Jessie Saunders provided the first Trax release, ‘Wanna Dance/Certainly’ by Le Noiz and Larry and Vince took care of shifting them. In fact, several other Trax artists also worked for the label, with Wayne Williams, Rachael Cain (alias Screamin’ Rachael) and Ron Hardy all pitching in. A group of creative people had found themselves the ideal outlet.
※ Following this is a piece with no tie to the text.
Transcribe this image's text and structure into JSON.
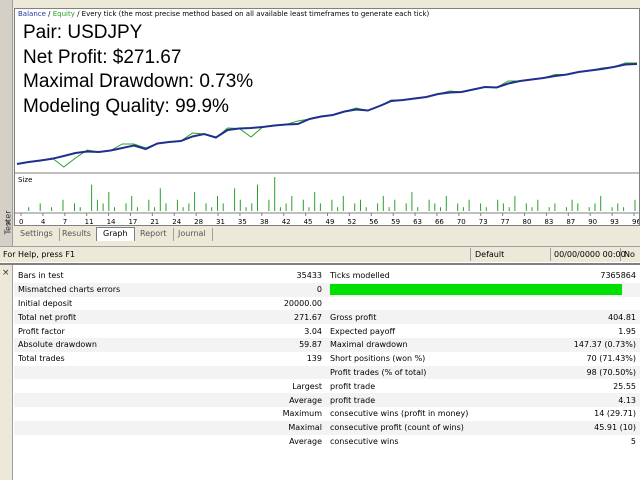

Rachael remembers it thus: “Vince Lawrence was such a go-getter, he used to just shop the records out of the trunk of his car! In one day, you could go to the studio, make a track, take it out to the club, because Ron Hardy was very co-operative, and he would play it, and you could figure out then and there, ‘is this gonna work?’ And at one time Larry even had his own lathe, so he could cut an acetate, and we could do it all in one day. So I think it was that Larry basically had everything we needed. But Vince and Jesse, god, they were just visionaries. And I think that they don’t get enough credit for what they have done.” “I always wondered what made Vince and Jesse want to go to vinyl, but I guess it was just the fact that they met Larry, Larry had the pressing plant, and they saw an opportunity to go directly into the medium, y’know? And I guess that’s pretty much how it started, because we, due to our association with Larry, could move faster than anyone else. And then of course things followed, ’cause Jamie Principle came right after that.”
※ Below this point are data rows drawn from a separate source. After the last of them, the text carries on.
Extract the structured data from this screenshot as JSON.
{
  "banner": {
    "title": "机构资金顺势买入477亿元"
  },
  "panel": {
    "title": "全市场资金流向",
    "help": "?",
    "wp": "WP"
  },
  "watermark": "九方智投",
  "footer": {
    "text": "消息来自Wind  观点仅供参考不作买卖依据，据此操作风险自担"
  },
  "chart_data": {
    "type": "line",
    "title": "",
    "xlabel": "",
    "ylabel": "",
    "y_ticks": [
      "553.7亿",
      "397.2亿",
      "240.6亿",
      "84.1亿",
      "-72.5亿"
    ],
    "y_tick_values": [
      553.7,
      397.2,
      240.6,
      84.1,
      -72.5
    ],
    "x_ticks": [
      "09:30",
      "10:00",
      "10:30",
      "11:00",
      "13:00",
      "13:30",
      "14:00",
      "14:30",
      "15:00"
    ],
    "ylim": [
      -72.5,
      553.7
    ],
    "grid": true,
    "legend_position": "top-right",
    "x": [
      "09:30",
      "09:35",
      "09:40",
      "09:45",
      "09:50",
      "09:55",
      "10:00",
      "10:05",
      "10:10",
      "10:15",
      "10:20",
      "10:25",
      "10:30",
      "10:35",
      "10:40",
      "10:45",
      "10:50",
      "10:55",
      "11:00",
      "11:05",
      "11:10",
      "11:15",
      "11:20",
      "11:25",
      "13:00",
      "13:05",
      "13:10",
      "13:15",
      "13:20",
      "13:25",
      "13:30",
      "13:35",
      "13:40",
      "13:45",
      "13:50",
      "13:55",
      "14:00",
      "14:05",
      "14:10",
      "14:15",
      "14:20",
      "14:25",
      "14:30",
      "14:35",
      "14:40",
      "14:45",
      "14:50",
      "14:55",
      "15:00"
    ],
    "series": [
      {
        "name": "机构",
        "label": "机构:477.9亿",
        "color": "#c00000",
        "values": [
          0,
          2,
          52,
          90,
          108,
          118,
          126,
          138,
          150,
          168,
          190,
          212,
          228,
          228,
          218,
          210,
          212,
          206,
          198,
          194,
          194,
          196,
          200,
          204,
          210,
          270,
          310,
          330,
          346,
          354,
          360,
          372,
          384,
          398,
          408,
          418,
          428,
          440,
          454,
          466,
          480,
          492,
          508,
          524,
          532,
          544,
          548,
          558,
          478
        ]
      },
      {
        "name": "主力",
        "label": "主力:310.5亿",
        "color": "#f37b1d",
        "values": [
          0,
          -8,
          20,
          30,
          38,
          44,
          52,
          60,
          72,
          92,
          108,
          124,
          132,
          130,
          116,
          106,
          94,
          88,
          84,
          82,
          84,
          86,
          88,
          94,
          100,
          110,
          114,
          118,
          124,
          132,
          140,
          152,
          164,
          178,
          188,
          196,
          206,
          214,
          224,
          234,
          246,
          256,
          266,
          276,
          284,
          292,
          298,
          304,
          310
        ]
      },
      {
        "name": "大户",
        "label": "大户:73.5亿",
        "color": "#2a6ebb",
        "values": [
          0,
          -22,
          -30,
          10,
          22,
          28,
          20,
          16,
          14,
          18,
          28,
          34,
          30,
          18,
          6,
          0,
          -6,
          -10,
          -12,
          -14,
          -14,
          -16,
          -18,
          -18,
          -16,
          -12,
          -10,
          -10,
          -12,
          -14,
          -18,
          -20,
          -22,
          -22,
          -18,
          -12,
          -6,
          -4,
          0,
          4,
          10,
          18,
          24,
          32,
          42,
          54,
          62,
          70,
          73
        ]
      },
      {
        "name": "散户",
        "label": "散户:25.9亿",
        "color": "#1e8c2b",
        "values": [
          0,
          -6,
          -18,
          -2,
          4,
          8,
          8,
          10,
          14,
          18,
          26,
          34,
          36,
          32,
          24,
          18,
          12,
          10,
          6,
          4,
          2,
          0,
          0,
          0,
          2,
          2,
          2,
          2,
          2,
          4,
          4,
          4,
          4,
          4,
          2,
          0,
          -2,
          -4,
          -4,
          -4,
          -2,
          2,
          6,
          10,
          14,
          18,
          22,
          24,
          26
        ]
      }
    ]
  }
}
Other house artists began to come out of the woodwork, inspired by Saunders and Farley’s first releases. {ln:Marshall Jefferson} says simply, “I heard Jesse Saunders on the radio and said ‘Boy, I can do that’.” “I was working at the Post Office at the time. That’s like a pretty good job in America. I was making a little bit over thirty thousand dollars a year, which at that time was a lot of money. I knew I wanted to put out records like Jesse Saunders but I didn’t know exactly how. So I went to this music store with a friend, and the salesman was telling us about this sequencer. And he said, ‘You know, with this sequencer somebody who can’t even play can play like a real keyboard player’. And I thought, ‘This is great’, but my friend wouldn’t believe him. He’s like, ‘That’s bullshit, you gotta take lessons for years and years’. But the guy was explaining it to me and I was like ‘I believe him, I’m gonna make records’. So I bought the sequencer, the guy gave me credit on the spot, and then the guy goes, ‘You don’t wanna have this sequencer and not have a keyboard to play, do you?’ I said, ‘Oh… no’, so I bought the keyboard. And the guy says, ‘You don’t wanna have this sequencer and this keyboard and not have a drum machine to play, do you?’ I said, ‘Ah yeah, you’re right..’ So he says, ‘You don’t wanna have this sequencer and this keyboard and drum machine and not have something to play it all on, do you?’ I said, ‘Ah, yeah, you’re right..’. So he says, ‘you don’t wanna have this sequencer and this keyboard and drum machine and this mixer and not have something to record it all on, do you?’ So with the recorder and all, I spent about seven or eight thousand! My friends are all laughing at me, going, ‘Stupid mo’fo’, all that money and he don’t even know how to play shit!’ [laughs] And that kinda pumped me up, ’cause I didn’t want my friends to think I was stupid, so I wrote my first song two days later – you know, stayed up all night trying to figure out how to use all this stuff – and that’s how I got started.”